Gewogen voortschrijdende gemiddelden: de basis
In de loop der jaren hebben technici twee problemen ontdekt met het eenvoudige voortschrijdend gemiddelde. Het eerste probleem ligt in het tijdsbestek van het voortschrijdend gemiddelde (MA). De meeste technische analisten zijn van mening dat prijsactie, de openings- of slotkoers van de aandelen, niet voldoende is om op de juiste manier de koop- of verkoopsignalen van de crossover actie van de MA te voorspellen. Om dit probleem op te lossen, kennen analisten nu meer gewicht toe aan de meest recente prijsgegevens door gebruik te maken van het exponentieel afgevlakte voortschrijdend gemiddelde (EMA). (Lees meer in Onderzoek naar het exponentieel gewogen voortschrijdend gemiddelde.)

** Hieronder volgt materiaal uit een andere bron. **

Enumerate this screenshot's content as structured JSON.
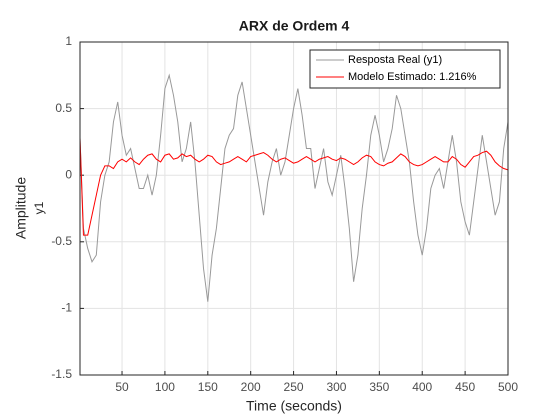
{
  "chart_data": {
    "type": "line",
    "title": "ARX de Ordem 4",
    "xlabel": "Time (seconds)",
    "ylabel": [
      "Amplitude",
      "y1"
    ],
    "x": [
      1,
      5,
      10,
      15,
      20,
      25,
      30,
      35,
      40,
      45,
      50,
      55,
      60,
      65,
      70,
      75,
      80,
      85,
      90,
      95,
      100,
      105,
      110,
      115,
      120,
      125,
      130,
      135,
      140,
      145,
      150,
      155,
      160,
      165,
      170,
      175,
      180,
      185,
      190,
      195,
      200,
      205,
      210,
      215,
      220,
      225,
      230,
      235,
      240,
      245,
      250,
      255,
      260,
      265,
      270,
      275,
      280,
      285,
      290,
      295,
      300,
      305,
      310,
      315,
      320,
      325,
      330,
      335,
      340,
      345,
      350,
      355,
      360,
      365,
      370,
      375,
      380,
      385,
      390,
      395,
      400,
      405,
      410,
      415,
      420,
      425,
      430,
      435,
      440,
      445,
      450,
      455,
      460,
      465,
      470,
      475,
      480,
      485,
      490,
      495,
      500
    ],
    "series": [
      {
        "name": "Resposta Real (y1)",
        "color": "#999999",
        "values": [
          0.28,
          -0.4,
          -0.55,
          -0.65,
          -0.6,
          -0.2,
          0.0,
          0.1,
          0.4,
          0.55,
          0.3,
          0.15,
          0.2,
          0.05,
          -0.1,
          -0.1,
          0.0,
          -0.15,
          0.0,
          0.3,
          0.65,
          0.75,
          0.6,
          0.4,
          0.1,
          0.2,
          0.4,
          0.1,
          -0.3,
          -0.7,
          -0.95,
          -0.6,
          -0.4,
          -0.1,
          0.2,
          0.3,
          0.35,
          0.6,
          0.7,
          0.5,
          0.3,
          0.1,
          -0.1,
          -0.3,
          -0.05,
          0.1,
          0.2,
          0.0,
          0.1,
          0.3,
          0.5,
          0.65,
          0.45,
          0.2,
          0.2,
          -0.1,
          0.05,
          0.2,
          -0.05,
          -0.15,
          0.0,
          0.15,
          -0.1,
          -0.4,
          -0.8,
          -0.6,
          -0.25,
          0.0,
          0.3,
          0.45,
          0.3,
          0.1,
          0.2,
          0.35,
          0.6,
          0.5,
          0.3,
          0.1,
          -0.2,
          -0.45,
          -0.6,
          -0.4,
          -0.1,
          0.0,
          0.05,
          -0.1,
          0.1,
          0.3,
          0.1,
          -0.2,
          -0.35,
          -0.45,
          -0.2,
          0.05,
          0.3,
          0.1,
          -0.1,
          -0.3,
          -0.2,
          0.2,
          0.4
        ]
      },
      {
        "name": "Modelo Estimado: 1.216%",
        "color": "#ff0000",
        "values": [
          0.28,
          -0.45,
          -0.45,
          -0.3,
          -0.15,
          0.0,
          0.07,
          0.07,
          0.05,
          0.1,
          0.12,
          0.1,
          0.13,
          0.1,
          0.08,
          0.12,
          0.15,
          0.16,
          0.12,
          0.1,
          0.15,
          0.16,
          0.12,
          0.13,
          0.16,
          0.14,
          0.15,
          0.12,
          0.1,
          0.12,
          0.15,
          0.14,
          0.1,
          0.08,
          0.09,
          0.1,
          0.12,
          0.14,
          0.12,
          0.1,
          0.14,
          0.15,
          0.16,
          0.17,
          0.15,
          0.12,
          0.1,
          0.12,
          0.13,
          0.11,
          0.09,
          0.1,
          0.12,
          0.14,
          0.12,
          0.1,
          0.12,
          0.13,
          0.14,
          0.12,
          0.11,
          0.13,
          0.12,
          0.1,
          0.08,
          0.1,
          0.13,
          0.15,
          0.14,
          0.1,
          0.08,
          0.07,
          0.09,
          0.1,
          0.13,
          0.16,
          0.14,
          0.1,
          0.08,
          0.07,
          0.08,
          0.1,
          0.12,
          0.14,
          0.12,
          0.1,
          0.1,
          0.14,
          0.12,
          0.08,
          0.06,
          0.1,
          0.14,
          0.15,
          0.17,
          0.18,
          0.15,
          0.1,
          0.07,
          0.05,
          0.04
        ]
      }
    ],
    "xlim": [
      1,
      500
    ],
    "xticks": [
      50,
      100,
      150,
      200,
      250,
      300,
      350,
      400,
      450,
      500
    ],
    "ylim": [
      -1.5,
      1
    ],
    "yticks": [
      -1.5,
      -1,
      -0.5,
      0,
      0.5,
      1
    ],
    "grid": true,
    "legend": "northeast"
  }
}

Een voorbeeld Als een analist bijvoorbeeld een 10-daagse MA gebruikt, zou een analist de slotkoers van de 10e dag nemen en dit aantal vermenigvuldigen met 10, de negende dag met negen, de achtste dag met acht en zo verder met de eerste van de MA. Zodra het totaal is bepaald, deelt de analist het aantal door de optelling van de vermenigvuldigers. Als u de vermenigvuldigers van het 10-daagse MA-voorbeeld optelt, is het getal 55. Deze indicator staat bekend als het lineair gewogen voortschrijdend gemiddelde. (Voor gerelateerde literatuur, bekijk Simple Moving Averages Make Trends opvallen.)
Veel technici geloven sterk in het exponentieel afgevlakte voortschrijdend gemiddelde (EMA). Deze indicator is op zoveel verschillende manieren uitgelegd dat het zowel studenten als investeerders in verwarring brengt. Misschien komt de beste verklaring van John J. Murphy’s “Technical Analysis Of The Financial Markets”, (gepubliceerd door het New York Institute of Finance, 1999):
“[Het exponentieel afgevlakte voortschrijdend gemiddelde] pakt beide problemen aan die verband houden met het eenvoudig voortschrijdend gemiddelde. Ten eerste kent het exponentieel afgevlakte gemiddelde een groter gewicht toe aan de recentere gegevens. Daarom is het een gewogen voortschrijdend gemiddelde. Maar hoewel het minder belang voor prijsgegevens uit het verleden, het neemt bij de berekening alle gegevens over de levensduur van het instrument op. Bovendien kan de gebruiker de weging aanpassen om meer of minder gewicht te geven aan de prijs van de meest recente dag, die wordt toegevoegd aan een percentage van de waarde van de vorige dag. De som van beide percentagewaarden is samen 100. “
De prijs van de laatste dag kan bijvoorbeeld een gewicht van 10% (.10) krijgen, dat wordt opgeteld bij het gewicht van de voorgaande dagen van 90% (.90). Dit geeft de laatste dag 10% van de totale weging. Dit zou het equivalent zijn van een 20-dagen-gemiddelde, door de prijs van de laatste dagen een kleinere waarde van 5% (0,05) te geven.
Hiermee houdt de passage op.